高級筆記用具を選ぶ(シャープペン)

シャープペンは、『芯を送り出す』というギミックが搭載されていることもあって、メーカーやブランドによってかなり大きな違いが生まれる種類の筆記用具です。

最初に注目するのは、芯の太さです。
シャープペンは品物により、使える芯の太さが決まっています。
一般に流通しているものは0.2㎜~2.0mmと、芯の太さにはかなり種類があります。
0.20.3mm位の極細芯は製図やデッサンなどの特殊用途で使われることが多いようです。
そして0.7mm以上は漢字ではなくアルファベットなどを書いたり、鉛筆に近い書き味を求めたりする際に使われることが多いようです。

日本においては『小さめの文字で漢字を書くのに適している』とされる0.5mmの芯を採用しているタイプのシャープペンが、もっとも多いのではないでしょうか。
ですが0.5mmでは、筆圧が高い方が使った場合は折れやすいケースもみられるようです。
そういった方は0.7mmの芯を採用しているシャープペンを試してみてもよいかもしれません。
ただし0.7mmは線が太くなるので、小さめの文字を書くには不向きな可能性もあります。
逆に筆圧が弱めの方や、ごく細かい文字を書きたい方の場合は、日常的に0.4mmを使うのもよいでしょう。
芯を送り出すギミックも、ひと昔前はどのメーカーも比較的似たような構造を採用していたように思います。

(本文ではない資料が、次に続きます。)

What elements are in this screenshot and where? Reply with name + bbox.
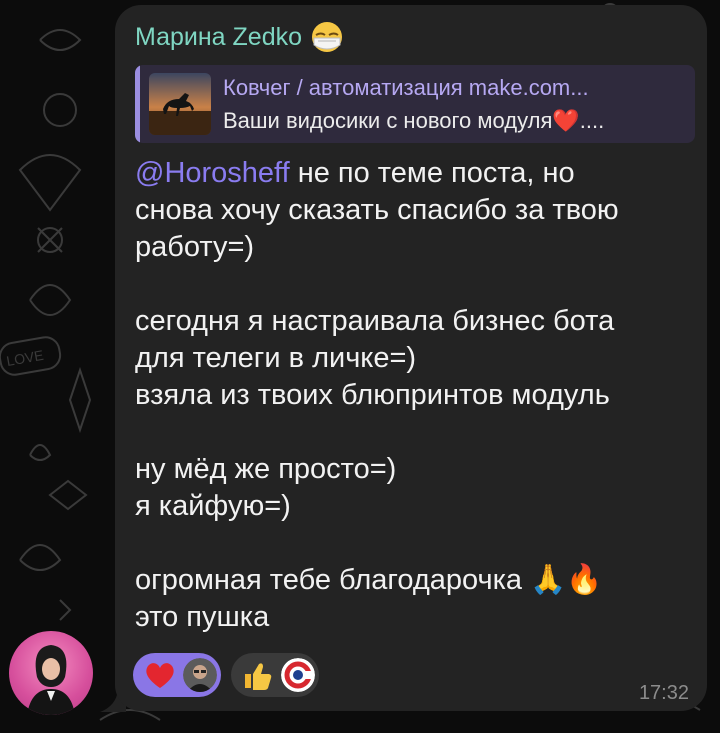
user-avatar-icon xyxy=(183,658,217,692)
thumbs-up-reaction[interactable] xyxy=(231,653,319,697)
svg-text:LOVE: LOVE xyxy=(5,347,45,369)
sender-avatar[interactable] xyxy=(9,631,93,715)
message-line: сегодня я настраивала бизнес бота xyxy=(135,305,615,337)
reply-text: Ваши видосики с нового модуля❤️.... xyxy=(223,108,605,133)
message-line: не по теме поста, но xyxy=(289,157,575,189)
reply-thumbnail xyxy=(149,73,211,135)
message-line: работу=) xyxy=(135,231,255,263)
heart-reaction-icon xyxy=(146,663,174,688)
message-bubble[interactable]: Марина Zedko Ковчег / автоматизация make… xyxy=(115,5,707,711)
sender-name[interactable]: Марина Zedko xyxy=(135,23,302,52)
message-time: 17:32 xyxy=(638,682,689,704)
heart-reaction[interactable] xyxy=(133,653,221,697)
thumbs-up-reaction-icon xyxy=(245,663,272,690)
logo-avatar-icon xyxy=(281,658,315,692)
message-line: огромная тебе благодарочка 🙏🔥 xyxy=(135,564,603,596)
horse-silhouette-icon xyxy=(149,93,211,135)
woman-portrait-icon xyxy=(27,645,75,715)
reactions-bar xyxy=(133,653,319,697)
message-line: для телеги в личке=) xyxy=(135,342,417,374)
reply-accent-bar xyxy=(135,65,140,143)
mask-face-emoji-icon xyxy=(310,21,344,53)
message-line: снова хочу сказать спасибо за твою xyxy=(135,194,619,226)
reply-quote[interactable]: Ковчег / автоматизация make.com... Ваши … xyxy=(135,65,695,143)
sender-header: Марина Zedko xyxy=(135,21,344,53)
message-line: взяла из твоих блюпринтов модуль xyxy=(135,379,610,411)
reply-title: Ковчег / автоматизация make.com... xyxy=(223,75,589,100)
message-line: это пушка xyxy=(135,601,270,633)
message-line: ну мёд же просто=) xyxy=(135,453,397,485)
message-line: я кайфую=) xyxy=(135,490,291,522)
mention-link[interactable]: @Horosheff xyxy=(135,157,290,189)
message-text: @Horosheff не по теме поста, но снова хо… xyxy=(135,155,695,636)
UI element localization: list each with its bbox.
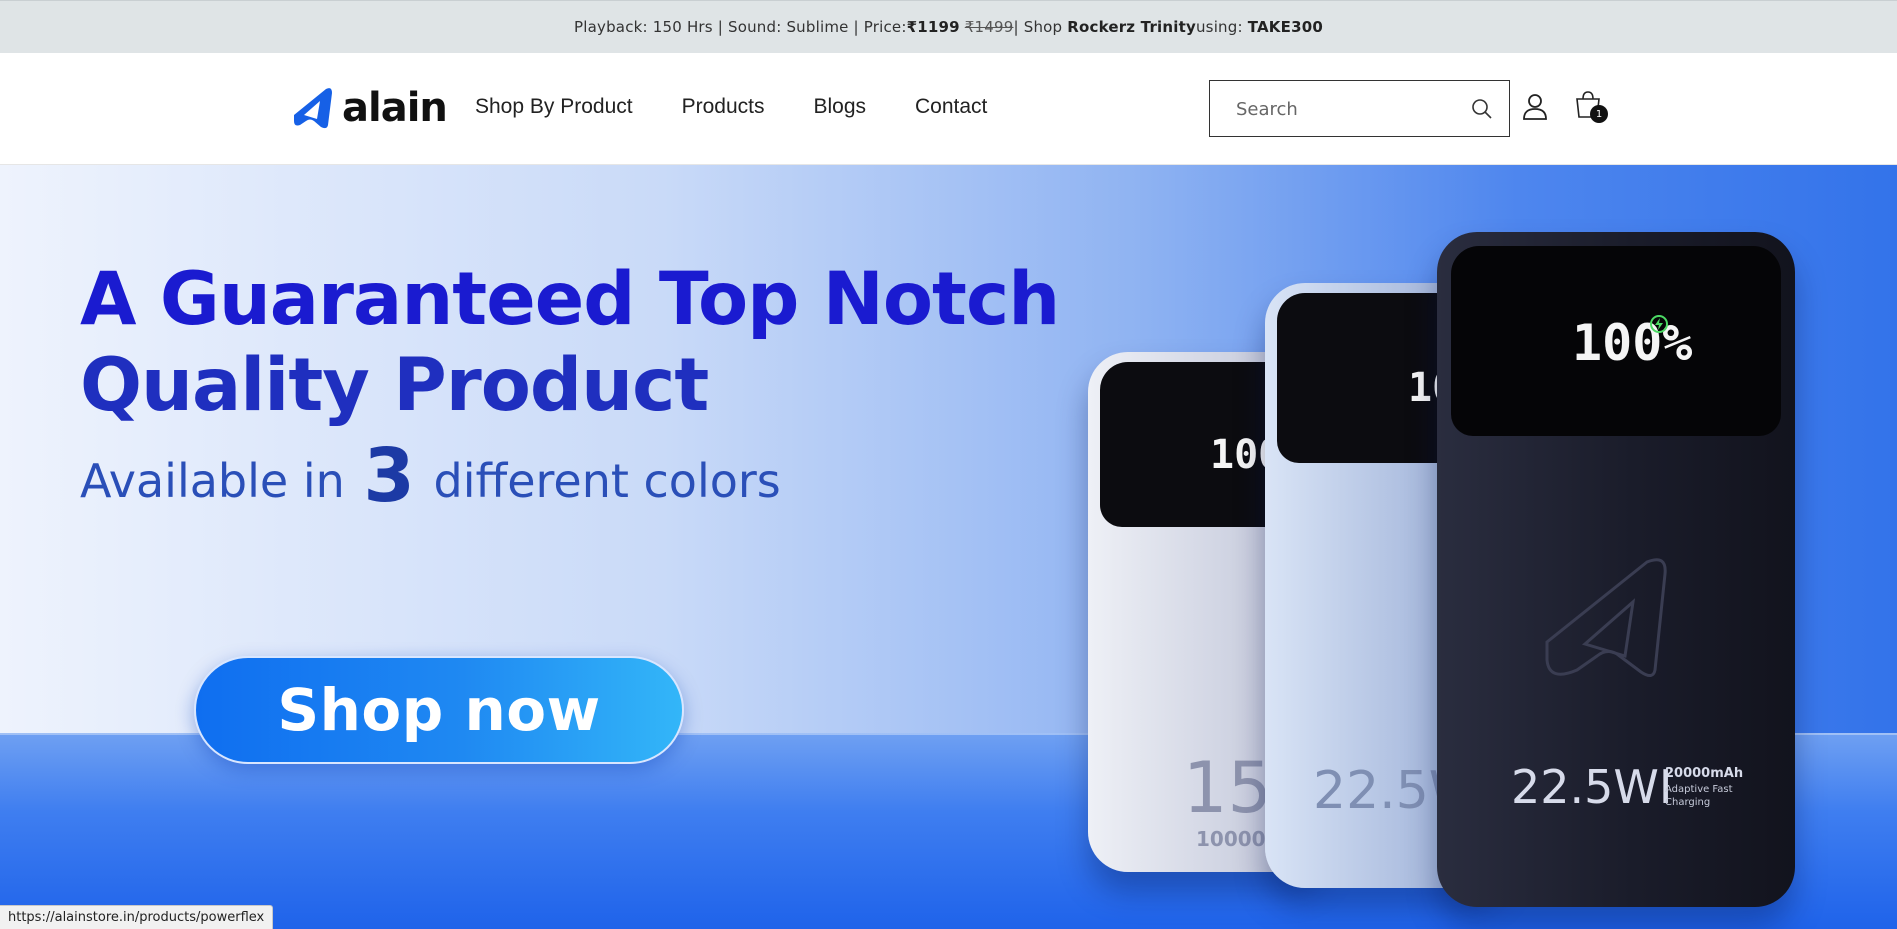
shop-now-button[interactable]: Shop now	[194, 656, 684, 764]
hero-sub-after: different colors	[433, 454, 781, 508]
black-tag-line1: Adaptive Fast	[1665, 784, 1733, 795]
announcement-bar: Playback: 150 Hrs | Sound: Sublime | Pri…	[0, 0, 1897, 53]
site-header: alain Shop By Product Products Blogs Con…	[0, 53, 1897, 165]
announcement-old-price: ₹1499	[964, 18, 1014, 36]
charging-bolt-icon	[1650, 315, 1668, 333]
nav-contact[interactable]: Contact	[915, 95, 987, 119]
hero-headline-line2: Quality Product	[80, 343, 709, 428]
hero-headline-line1: A Guaranteed Top Notch	[80, 257, 1060, 342]
cart-button[interactable]: 1	[1574, 89, 1608, 124]
black-tag-line2: Charging	[1665, 797, 1711, 808]
announcement-middle: | Shop	[1013, 18, 1063, 36]
cart-count-badge: 1	[1590, 105, 1608, 123]
hero-banner[interactable]: A Guaranteed Top Notch Quality Product A…	[0, 165, 1897, 929]
nav-products[interactable]: Products	[682, 95, 765, 119]
black-screen-value: 100%	[1572, 314, 1693, 372]
hero-sub-before: Available in	[80, 454, 345, 508]
announcement-product: Rockerz Trinity	[1067, 18, 1196, 36]
hero-headline: A Guaranteed Top Notch Quality Product	[80, 257, 1060, 429]
announcement-using: using:	[1195, 18, 1243, 36]
hero-subline: Available in 3 different colors	[80, 433, 781, 519]
power-bank-black: 100% 22.5WI 20000mAh Adaptive Fast Charg…	[1437, 232, 1795, 907]
main-nav: Shop By Product Products Blogs Contact	[475, 95, 1036, 119]
brand-emboss-icon	[1545, 558, 1667, 677]
search-input[interactable]	[1234, 95, 1458, 123]
status-url-tooltip: https://alainstore.in/products/powerflex	[0, 905, 274, 929]
black-watt-label: 22.5WI	[1511, 760, 1673, 814]
search-box	[1209, 80, 1510, 137]
logo-text: alain	[342, 85, 448, 131]
nav-shop-by-product[interactable]: Shop By Product	[475, 95, 633, 119]
announcement-price: ₹1199	[906, 18, 960, 36]
account-icon[interactable]	[1522, 93, 1548, 126]
search-icon[interactable]	[1471, 98, 1493, 125]
site-logo[interactable]: alain	[290, 85, 448, 131]
black-capacity-label: 20000mAh	[1665, 766, 1744, 781]
announcement-code: TAKE300	[1247, 18, 1323, 36]
logo-mark-icon	[294, 88, 332, 129]
announcement-prefix: Playback: 150 Hrs | Sound: Sublime | Pri…	[574, 18, 907, 36]
white-watt-label: 15	[1183, 747, 1273, 829]
nav-blogs[interactable]: Blogs	[813, 95, 866, 119]
hero-sub-number: 3	[363, 433, 415, 519]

芯を繰り出す際のギミックと言えば、『ノックをする』もしくは『ツイストする(軸を回す)』というのが一般的でした。
ですが技術の進歩に伴って、ギミックの種類も多様化してきました。
現在ではノックをしなくともシャープペンを振るだけで芯が送り出されてくるようなタイプであったり、芯を回転させつつ送り出すことにより常に尖った状態の芯を保つことができるタイプであったりなどのギミックを持つシャープペンも広く使われています

そして何より大事なのが、軸です。
太さや形や質感など、軸にもさまざまな種類があります。
軸の握り心地や、文字を書いた時の力のかかり方など軸で決まる要素は多く、そしてシャープペンの書き味を左右するもっとも大切な要素となりうるのです。
安いシャープペンは重さが全体的に軽いタイプが多く、高級なシャープペンには書きやすい重心バランスが計算されている(重心が下なタイプが多い)タイプが多いようです。
シャープペン選びに慣れていない場合は特に、店などで実際に握って試してみるのがよいでしょう。